Elle s’agenouilla comme devant une tombe, et baisa la main de son mari qui s’éveilla soudain.

—Jules, mon ami, l’on accorde quelques jours aux criminels condamnés à mort, dit-elle en le regardant avec des yeux allumés par la fièvre et par l’amour. Ta femme innocente ne t’en demande que deux. Laisse-moi libre pendant deux jours, et..... attends! Après, je mourrai heureuse, du moins tu me regretteras.

—Clémence, je te les accorde.

Et, comme elle baisait les mains de son mari dans une touchante effusion de cœur, Jules, fasciné par ce cri de l’innocence, la prit et la baisa au front, tout honteux de subir encore le pouvoir de cette noble beauté.
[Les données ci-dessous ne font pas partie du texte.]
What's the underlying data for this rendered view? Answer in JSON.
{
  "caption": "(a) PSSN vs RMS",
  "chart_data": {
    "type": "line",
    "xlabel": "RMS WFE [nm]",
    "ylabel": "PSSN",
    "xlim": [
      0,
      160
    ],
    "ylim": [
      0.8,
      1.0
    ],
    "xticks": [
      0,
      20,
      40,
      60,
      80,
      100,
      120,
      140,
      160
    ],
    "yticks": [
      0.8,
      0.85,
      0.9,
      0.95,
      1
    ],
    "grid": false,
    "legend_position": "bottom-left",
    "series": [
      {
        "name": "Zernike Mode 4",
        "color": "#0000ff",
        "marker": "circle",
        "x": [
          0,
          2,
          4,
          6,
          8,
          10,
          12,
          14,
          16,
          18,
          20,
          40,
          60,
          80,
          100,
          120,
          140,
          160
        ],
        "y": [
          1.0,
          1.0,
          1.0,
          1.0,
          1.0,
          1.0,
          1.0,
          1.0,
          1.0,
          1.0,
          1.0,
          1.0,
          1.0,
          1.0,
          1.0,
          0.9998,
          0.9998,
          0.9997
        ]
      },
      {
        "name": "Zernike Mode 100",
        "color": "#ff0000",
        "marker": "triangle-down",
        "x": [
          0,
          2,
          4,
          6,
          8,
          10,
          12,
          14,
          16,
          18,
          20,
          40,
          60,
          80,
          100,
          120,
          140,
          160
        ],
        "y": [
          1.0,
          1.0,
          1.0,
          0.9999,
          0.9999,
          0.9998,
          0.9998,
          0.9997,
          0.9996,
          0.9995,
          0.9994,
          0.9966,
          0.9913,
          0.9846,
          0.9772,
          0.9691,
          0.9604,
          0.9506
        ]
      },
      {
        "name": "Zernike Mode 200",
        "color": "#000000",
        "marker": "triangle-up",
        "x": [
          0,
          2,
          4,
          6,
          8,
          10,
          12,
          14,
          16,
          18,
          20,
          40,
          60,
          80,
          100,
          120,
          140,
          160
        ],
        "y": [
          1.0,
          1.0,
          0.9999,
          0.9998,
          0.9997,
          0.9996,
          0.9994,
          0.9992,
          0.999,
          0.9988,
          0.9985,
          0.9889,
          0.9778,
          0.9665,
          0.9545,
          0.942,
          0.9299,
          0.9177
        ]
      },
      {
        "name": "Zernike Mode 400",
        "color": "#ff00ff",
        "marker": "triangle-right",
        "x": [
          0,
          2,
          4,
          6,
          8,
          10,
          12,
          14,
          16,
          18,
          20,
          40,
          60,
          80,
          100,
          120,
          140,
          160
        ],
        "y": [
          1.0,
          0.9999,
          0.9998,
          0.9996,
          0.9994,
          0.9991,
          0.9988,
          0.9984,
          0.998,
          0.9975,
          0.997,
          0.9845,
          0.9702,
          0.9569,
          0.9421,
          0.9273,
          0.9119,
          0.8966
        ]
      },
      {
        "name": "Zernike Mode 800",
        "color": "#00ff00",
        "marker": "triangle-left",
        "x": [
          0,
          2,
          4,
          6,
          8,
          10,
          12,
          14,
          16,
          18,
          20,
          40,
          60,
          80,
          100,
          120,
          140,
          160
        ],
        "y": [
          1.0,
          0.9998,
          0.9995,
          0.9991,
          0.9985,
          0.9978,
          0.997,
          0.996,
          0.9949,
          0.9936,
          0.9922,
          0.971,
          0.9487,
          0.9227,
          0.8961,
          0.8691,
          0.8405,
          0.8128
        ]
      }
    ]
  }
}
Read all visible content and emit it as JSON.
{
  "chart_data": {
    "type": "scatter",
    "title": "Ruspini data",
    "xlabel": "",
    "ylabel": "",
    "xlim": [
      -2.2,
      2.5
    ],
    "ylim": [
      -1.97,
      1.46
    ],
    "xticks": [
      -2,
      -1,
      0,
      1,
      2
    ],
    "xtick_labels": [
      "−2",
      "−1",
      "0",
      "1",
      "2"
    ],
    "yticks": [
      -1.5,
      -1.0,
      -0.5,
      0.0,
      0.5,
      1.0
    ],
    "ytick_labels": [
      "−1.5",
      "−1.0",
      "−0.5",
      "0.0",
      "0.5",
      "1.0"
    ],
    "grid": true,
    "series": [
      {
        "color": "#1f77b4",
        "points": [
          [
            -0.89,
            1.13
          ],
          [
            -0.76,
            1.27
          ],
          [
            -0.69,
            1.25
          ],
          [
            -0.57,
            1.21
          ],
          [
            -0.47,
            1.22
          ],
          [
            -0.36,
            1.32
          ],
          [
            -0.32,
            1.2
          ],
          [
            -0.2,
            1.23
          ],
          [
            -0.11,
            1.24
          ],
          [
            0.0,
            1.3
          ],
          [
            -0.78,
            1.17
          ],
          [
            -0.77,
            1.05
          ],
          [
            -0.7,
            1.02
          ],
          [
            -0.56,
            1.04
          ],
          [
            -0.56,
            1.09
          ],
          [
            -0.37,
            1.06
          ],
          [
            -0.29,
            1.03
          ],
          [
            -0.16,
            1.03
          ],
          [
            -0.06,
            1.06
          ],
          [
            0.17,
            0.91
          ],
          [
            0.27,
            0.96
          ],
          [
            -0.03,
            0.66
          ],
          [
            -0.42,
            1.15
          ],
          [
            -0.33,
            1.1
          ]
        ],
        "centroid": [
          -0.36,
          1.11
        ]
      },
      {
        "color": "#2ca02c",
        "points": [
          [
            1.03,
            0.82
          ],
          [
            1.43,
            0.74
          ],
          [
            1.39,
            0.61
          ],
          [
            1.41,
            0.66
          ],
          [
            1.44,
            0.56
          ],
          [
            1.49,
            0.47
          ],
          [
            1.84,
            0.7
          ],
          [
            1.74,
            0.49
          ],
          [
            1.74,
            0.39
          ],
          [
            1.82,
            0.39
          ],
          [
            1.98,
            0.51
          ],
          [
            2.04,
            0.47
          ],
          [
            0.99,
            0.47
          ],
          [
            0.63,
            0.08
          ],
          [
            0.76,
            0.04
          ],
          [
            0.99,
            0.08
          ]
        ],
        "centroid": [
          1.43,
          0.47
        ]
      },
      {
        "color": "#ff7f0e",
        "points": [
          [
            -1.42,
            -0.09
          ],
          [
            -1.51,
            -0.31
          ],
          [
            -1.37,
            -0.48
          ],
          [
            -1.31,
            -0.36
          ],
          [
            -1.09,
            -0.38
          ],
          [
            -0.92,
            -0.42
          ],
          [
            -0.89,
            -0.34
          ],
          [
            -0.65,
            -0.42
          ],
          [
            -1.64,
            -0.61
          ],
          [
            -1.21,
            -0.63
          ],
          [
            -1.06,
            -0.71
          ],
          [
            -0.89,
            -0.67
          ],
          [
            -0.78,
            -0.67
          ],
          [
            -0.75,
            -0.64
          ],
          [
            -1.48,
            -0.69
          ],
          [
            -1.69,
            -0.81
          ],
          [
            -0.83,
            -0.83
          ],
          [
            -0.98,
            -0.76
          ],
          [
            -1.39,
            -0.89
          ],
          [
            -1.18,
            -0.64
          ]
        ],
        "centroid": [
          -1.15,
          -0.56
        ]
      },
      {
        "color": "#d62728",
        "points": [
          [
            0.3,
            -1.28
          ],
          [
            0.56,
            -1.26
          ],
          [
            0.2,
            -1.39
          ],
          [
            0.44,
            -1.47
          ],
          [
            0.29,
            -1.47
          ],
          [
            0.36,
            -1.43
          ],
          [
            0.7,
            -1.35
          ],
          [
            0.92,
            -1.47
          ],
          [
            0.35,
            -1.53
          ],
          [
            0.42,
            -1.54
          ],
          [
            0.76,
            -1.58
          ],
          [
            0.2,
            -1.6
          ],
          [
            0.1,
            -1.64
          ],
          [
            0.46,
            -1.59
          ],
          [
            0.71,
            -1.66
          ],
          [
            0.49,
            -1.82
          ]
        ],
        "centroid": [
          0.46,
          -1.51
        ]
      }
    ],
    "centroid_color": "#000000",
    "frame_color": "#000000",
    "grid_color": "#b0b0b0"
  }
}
Le lendemain, après avoir pris quelques heures de repos, Jules entra dans la chambre de sa femme, obéissant machinalement à sa coutume de ne point sortir sans l’avoir vue. Clémence dormait. Un rayon de lumière passant par les fentes les plus élevées des fenêtres tombait sur le visage de cette femme accablée. Déjà les douleurs avaient altéré son front et la fraîche rougeur de ses lèvres. L’œil d’un amant ne pouvait pas se tromper à l’aspect de quelques marbrures foncées et de la pâleur maladive qui remplaçait et le ton égal des joues et la blancheur mate du teint, deux fonds purs sur lesquels se jouaient si naïvement les sentiments de cette belle âme.

—Elle souffre, se dit Jules. Pauvre Clémence, que Dieu nous protége!

Il la baisa bien doucement sur le front. Elle s’éveilla, vit son mari et comprit tout; mais, ne pouvant parler, elle lui prit la main, et ses yeux se mouillèrent de larmes.

—Je suis innocente, dit-elle en achevant son rêve.

—Tu ne sortiras pas, lui demanda Jules.

—Non, je me sens trop faible pour quitter mon lit.